This weekend there are a lot of Autumn-festivals going on across places like China, Korea and Japan. I’ve talked about Korean Chuseok before, so today I wanted to post about the Japanese festival of O-tsukimi (お月見). Compared to Chuseok or Chinese Autumn Festival, Otsukimi is a little more low-key, but fun for the family.
All three holidays occur traditionally on the full moon (the 15th day) of the 8th month of the lunar calendar. In Japanese this is known as chūshū no meigetsu (中秋の名月, “harvest moon”) and people traditionally have a night of moon-viewing, eating dango snacks and drinking saké.1 It’s a nice family event. The word otsukimi literally just means “moon-viewing”.
To celebrate Otsukimi this year, I wanted to share a poem from the ancient poetry anthology, the Kokin Wakashū:
秋の月 Aki no tsuki
山辺さやかに yamabe sayaka ni
照らせるは teraseru wa
落つるもみぢの otsuru momiji no
数を見よとか kazu wo miyo to ka
Which is translated as:
The autumn moon shines
brilliantly upon the
mountain range to show
us the very number of
the fallen colored leaves.
Happy Moon-Viewing/Autumn Festival Everyone!

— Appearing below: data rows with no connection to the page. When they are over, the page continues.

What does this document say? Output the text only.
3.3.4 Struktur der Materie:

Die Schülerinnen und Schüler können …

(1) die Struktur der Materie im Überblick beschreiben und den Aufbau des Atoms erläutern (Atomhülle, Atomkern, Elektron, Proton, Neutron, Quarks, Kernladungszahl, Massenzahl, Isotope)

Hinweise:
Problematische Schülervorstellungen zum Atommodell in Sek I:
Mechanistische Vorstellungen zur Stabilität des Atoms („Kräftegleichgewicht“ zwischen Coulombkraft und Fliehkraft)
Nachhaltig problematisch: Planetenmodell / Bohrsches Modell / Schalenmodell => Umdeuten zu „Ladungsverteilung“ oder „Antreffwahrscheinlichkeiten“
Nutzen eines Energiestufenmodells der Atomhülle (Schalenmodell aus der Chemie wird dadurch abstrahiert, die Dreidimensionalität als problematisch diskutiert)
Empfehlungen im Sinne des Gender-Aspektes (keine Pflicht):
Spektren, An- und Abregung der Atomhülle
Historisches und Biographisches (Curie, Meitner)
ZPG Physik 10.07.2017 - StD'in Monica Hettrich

P.S. My son, now almost 2 years old, helped decorate this picture above. According to Japanese legend, a rabbit lived on the moon, and pounded mochi until the moon was full. Then, the rabbit would eat it, until the new moon, and repeat the cycle. Little Guy helped decorate the white “dango”. 🙂
P.P.S. This page has helpful schedules for Otsukimi up through 2020.
1 Apparently there is also a lesser-known tradition, unique to Japan only that is celebrated on the 13th day of the 9th month of the lunar calendar. During this day, roasted chestnuts and edamame are offered along with dango. This is variably called nochi no tsuki 後の月, jūsanya (十三夜) and/or kuri meigestu (栗名月).